Review
Approaches for systematic proteome exploration

https://doi.org/10.1016/j.bioeng.2007.01.001Get rights and content

Abstract

With the completion of the human genome project (HUGO) during recent years, gene function, protein abundance and expression patterns in tissues and cell types have emerged as central areas for the scientific community. A mapped human proteome will extend the value of the genome sequence and large-scale efforts aiming at elucidating protein localization, abundance and function are invaluable for biomarker and drug discovery. This research area, termed proteomics, is more demanding than any genome sequencing effort and to perform this on a wide scale is a highly diverse task. Therefore, the proteomics field employs a range of methods to examine different aspects of proteomics including protein localization, protein–protein interactions, posttranslational modifications and alteration of protein composition (e.g. differential expression) in tissues and body fluids. Here, some of the most commonly used methods, including chromatographic separations together with mass spectrometry and a number of affinity proteomics concepts are discussed and exemplified.

Introduction

With the completion of the human genome sequence (Consortium, 2004; Lander et al., 2001; Venter et al., 2001) the main focus has shifted from sequencing to annotation of gene function and further to protein expression pattern analysis in body fluids, tissues and cells of different origin. A driving force in genomics and proteomics is to shed light on the cellular events decisive for organisms or cells fate. However, precise knowledge of protein function is not always necessary in an initial phase, even the bare recognition of a differentially expressed protein would be of high interest. Such proteins are potential marker molecules that may be utilized for diagnostics, treatment or even prevention of severe diseases as various cancers. The impact of proteins as targets in drug development is reflected by the fact that more than 80% of all available pharmaceutical drugs act through proteins (Drews, 2000).

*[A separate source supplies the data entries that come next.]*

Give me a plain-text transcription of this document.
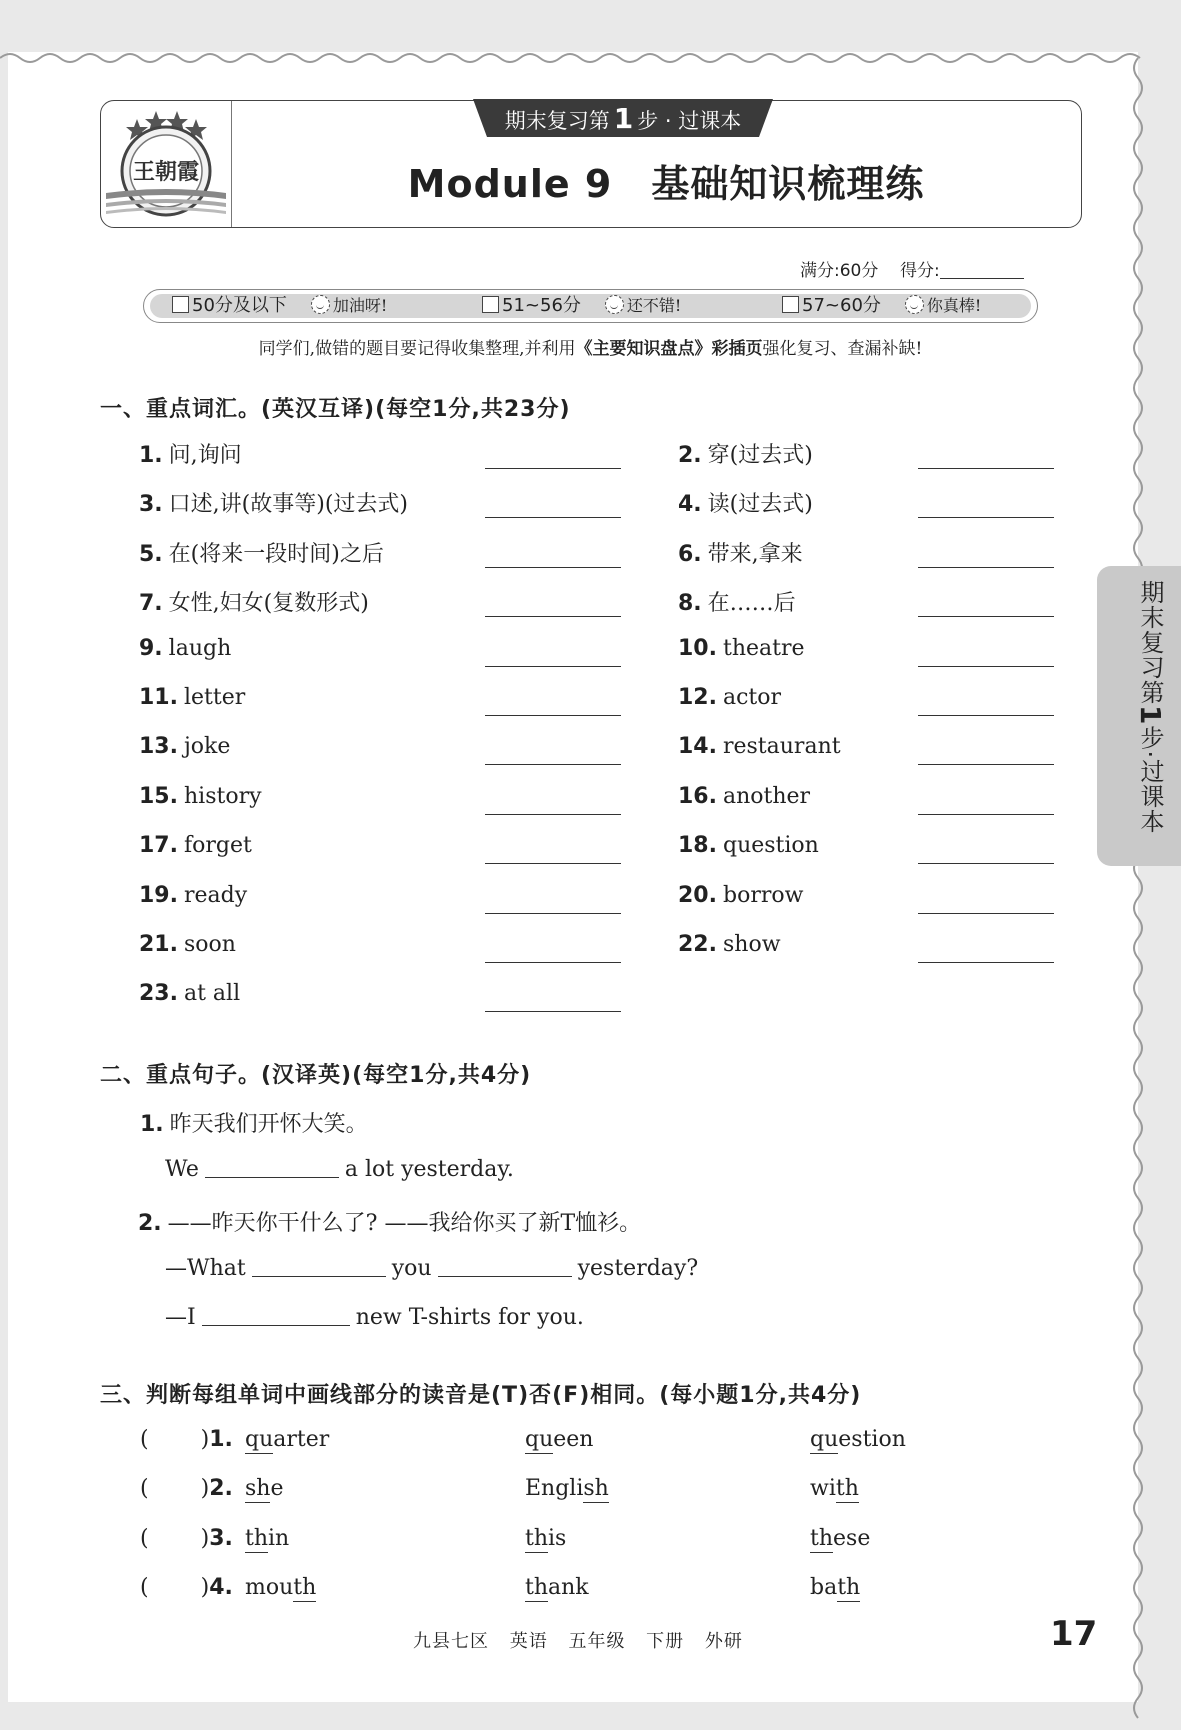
王朝霞
期末复习第 1 步 · 过课本
Module 9　基础知识梳理练
满分:60分 得分:
50分及以下	加油呀!	51~56分	还不错!	57~60分	你真棒!
同学们,做错的题目要记得收集整理,并利用《主要知识盘点》彩插页强化复习、查漏补缺!
一、重点词汇。(英汉互译)(每空1分,共23分)
1. 问,询问	2. 穿(过去式)
3. 口述,讲(故事等)(过去式)	4. 读(过去式)
5. 在(将来一段时间)之后	6. 带来,拿来
7. 女性,妇女(复数形式)	8. 在……后
9. laugh	10. theatre
11. letter	12. actor
13. joke	14. restaurant
15. history	16. another
17. forget	18. question
19. ready	20. borrow
21. soon	22. show
23. at all
二、重点句子。(汉译英)(每空1分,共4分)
1. 昨天我们开怀大笑。
We	a lot yesterday.
2. ——昨天你干什么了? ——我给你买了新T恤衫。
—What	you	yesterday?
—I	new T-shirts for you.
三、判断每组单词中画线部分的读音是(T)否(F)相同。(每小题1分,共4分)
( )1. quarter	queen	question
( )2. she	English	with
( )3. thin	this	these
( )4. mouth	thank	bath
期末复习第1步·过课本
九县七区 英语 五年级 下册 外研	17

Today, genome sequences from more than 400 organisms, representing all branches of life, archaeal, bacterial and eukaryal, are publicly available (listed at www.genomesonline.org) and the number of sequenced genomes increases every day. Currently, 1600 genomes are being sequenced in ongoing projects (Liolios et al., 2006). The available genome sequences provide useful information to the proteomics community. From the DNA sequence it is possible to theoretically say what proteins may be present in a sample. Furthermore, a known gene sequence is commonly used to identify and verify proteins detected by various proteomics methods. Modern sequencing technology, provide highly accurate sequences. For example, the human genome is completed to 99% and the predicted error rate is about 1 event per 100 000 bases (Consortium, 2004). Altogether, there are more than three billion bases included in the human genome and the number of protein-coding genes is predicted to be over 23 000 (Ensembl version 40, August 2006, www.ensembl.org). However, most of the genomes still remain to be functionally annotated and a comprehensive proteome exploration is even more challenging than any genome sequencing effort. While genomes are essentially static over time, the composition and levels of transcribed mRNAs and expressed proteins is fluctuating at every single time point.

Proteomes of higher eukaryotes are very complex and several properties make the proteomic exploration enormously demanding. For instance, the huge dynamic range in a biological sample span over 10 orders of magnitude in relative abundance of different proteins (Anderson and Anderson, 2002). This range makes it complicated to detect rare protein species without extensive preparatory work as fractionation or depletion of several abundant protein species. Other demanding factors are, alternative promoter usage and a number of post-transcriptional alterations of proteins including, alternative splicing and post-translational modifications (PTMs) (Godovac-Zimmermann et al., 2005). The three-dimensional structure and the range of physiological and chemical properties among proteins also have to be considered as this makes various proteins less suitable to study using certain approaches. Moreover, a great part of proteins are more or less fragile and subjected to degradation and thus, sample handling is a crucial part in many proteomics methods. Facing the complexity of comprehensive proteome analysis, the proteomics field has employed a broad range of methods to study different aspects, including protein localization, protein–protein interactions, posttranslational modifications and alteration of protein composition in tissues and body fluids as a consequence of abnormality or developmental states.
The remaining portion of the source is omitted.